Russland hat Großbritannien im Fall des vergifteten Ex-Doppelagenten Sergej Skripal mit Gegenmaßnahmen gedroht, sollte London Sanktionen gegen Moskau verhängen. "Jegliche Drohungen, Russland mit Strafmaßnahmen zu belegen, werden nicht unbeantwortet bleiben", teilte das russische Außenministerium mit. Darauf müsse sich Großbritannien gefasst machen. Die Beziehungen zwischen den beiden Nationen sind derzeit sehr angespannt.
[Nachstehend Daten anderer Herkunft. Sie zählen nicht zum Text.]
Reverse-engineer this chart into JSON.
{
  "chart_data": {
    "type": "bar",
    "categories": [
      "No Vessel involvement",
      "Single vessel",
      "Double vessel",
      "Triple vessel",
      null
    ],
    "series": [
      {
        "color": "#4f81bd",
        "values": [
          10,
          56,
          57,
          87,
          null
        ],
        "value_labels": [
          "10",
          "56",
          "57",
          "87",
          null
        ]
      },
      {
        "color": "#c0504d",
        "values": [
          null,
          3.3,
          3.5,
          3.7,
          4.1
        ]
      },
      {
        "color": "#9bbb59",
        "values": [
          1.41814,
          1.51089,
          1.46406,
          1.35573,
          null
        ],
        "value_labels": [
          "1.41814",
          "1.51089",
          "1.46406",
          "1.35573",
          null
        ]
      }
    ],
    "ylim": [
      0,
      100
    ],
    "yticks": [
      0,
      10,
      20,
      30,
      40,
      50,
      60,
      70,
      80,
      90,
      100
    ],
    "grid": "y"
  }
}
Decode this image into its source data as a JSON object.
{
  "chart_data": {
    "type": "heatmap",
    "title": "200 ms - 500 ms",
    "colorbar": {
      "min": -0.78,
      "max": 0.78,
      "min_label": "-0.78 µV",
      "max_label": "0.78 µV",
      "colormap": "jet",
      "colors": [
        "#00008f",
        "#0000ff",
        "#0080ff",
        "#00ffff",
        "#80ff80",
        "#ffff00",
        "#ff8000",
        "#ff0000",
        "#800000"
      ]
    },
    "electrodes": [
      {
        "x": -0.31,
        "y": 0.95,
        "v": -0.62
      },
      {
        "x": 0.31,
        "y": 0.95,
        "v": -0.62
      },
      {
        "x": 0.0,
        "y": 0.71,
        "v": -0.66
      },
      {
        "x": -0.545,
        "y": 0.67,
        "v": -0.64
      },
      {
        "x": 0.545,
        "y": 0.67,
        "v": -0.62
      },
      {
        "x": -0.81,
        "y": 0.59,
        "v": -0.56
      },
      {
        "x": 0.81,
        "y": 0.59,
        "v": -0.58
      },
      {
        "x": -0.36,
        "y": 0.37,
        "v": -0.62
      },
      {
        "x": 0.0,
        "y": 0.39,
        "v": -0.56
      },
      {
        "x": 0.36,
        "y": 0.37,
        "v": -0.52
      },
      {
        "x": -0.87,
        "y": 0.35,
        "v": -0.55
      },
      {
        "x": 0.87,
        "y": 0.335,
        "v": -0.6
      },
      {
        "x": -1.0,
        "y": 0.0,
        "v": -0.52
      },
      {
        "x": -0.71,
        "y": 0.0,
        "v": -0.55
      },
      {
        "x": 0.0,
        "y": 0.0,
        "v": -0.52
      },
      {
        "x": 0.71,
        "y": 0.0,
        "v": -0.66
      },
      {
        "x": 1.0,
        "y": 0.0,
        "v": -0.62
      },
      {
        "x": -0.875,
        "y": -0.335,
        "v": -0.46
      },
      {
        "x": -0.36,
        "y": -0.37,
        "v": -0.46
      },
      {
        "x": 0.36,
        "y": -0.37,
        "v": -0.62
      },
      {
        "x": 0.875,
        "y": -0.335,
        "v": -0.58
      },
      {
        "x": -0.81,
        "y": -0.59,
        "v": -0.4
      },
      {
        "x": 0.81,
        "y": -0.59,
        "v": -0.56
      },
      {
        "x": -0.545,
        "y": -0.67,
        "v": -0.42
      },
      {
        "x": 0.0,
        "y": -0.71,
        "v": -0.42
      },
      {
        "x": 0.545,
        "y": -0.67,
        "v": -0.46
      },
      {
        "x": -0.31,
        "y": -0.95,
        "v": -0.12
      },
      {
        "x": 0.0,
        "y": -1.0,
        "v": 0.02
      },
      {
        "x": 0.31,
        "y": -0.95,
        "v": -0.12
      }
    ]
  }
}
London verdächtigt Moskau, in den Giftanschlag auf Skripal verwickelt zu sein und hat Russland ein Ultimatum gestellt, sich innerhalb von 24 Stunden in dem Fall zu erklären. Andernfalls drohten Konsequenzen. Das Ultimatum läuft am Mittwochmorgen um 1 Uhr MEZ aus. Moskau weist die Anschuldigungen konsequent zurück.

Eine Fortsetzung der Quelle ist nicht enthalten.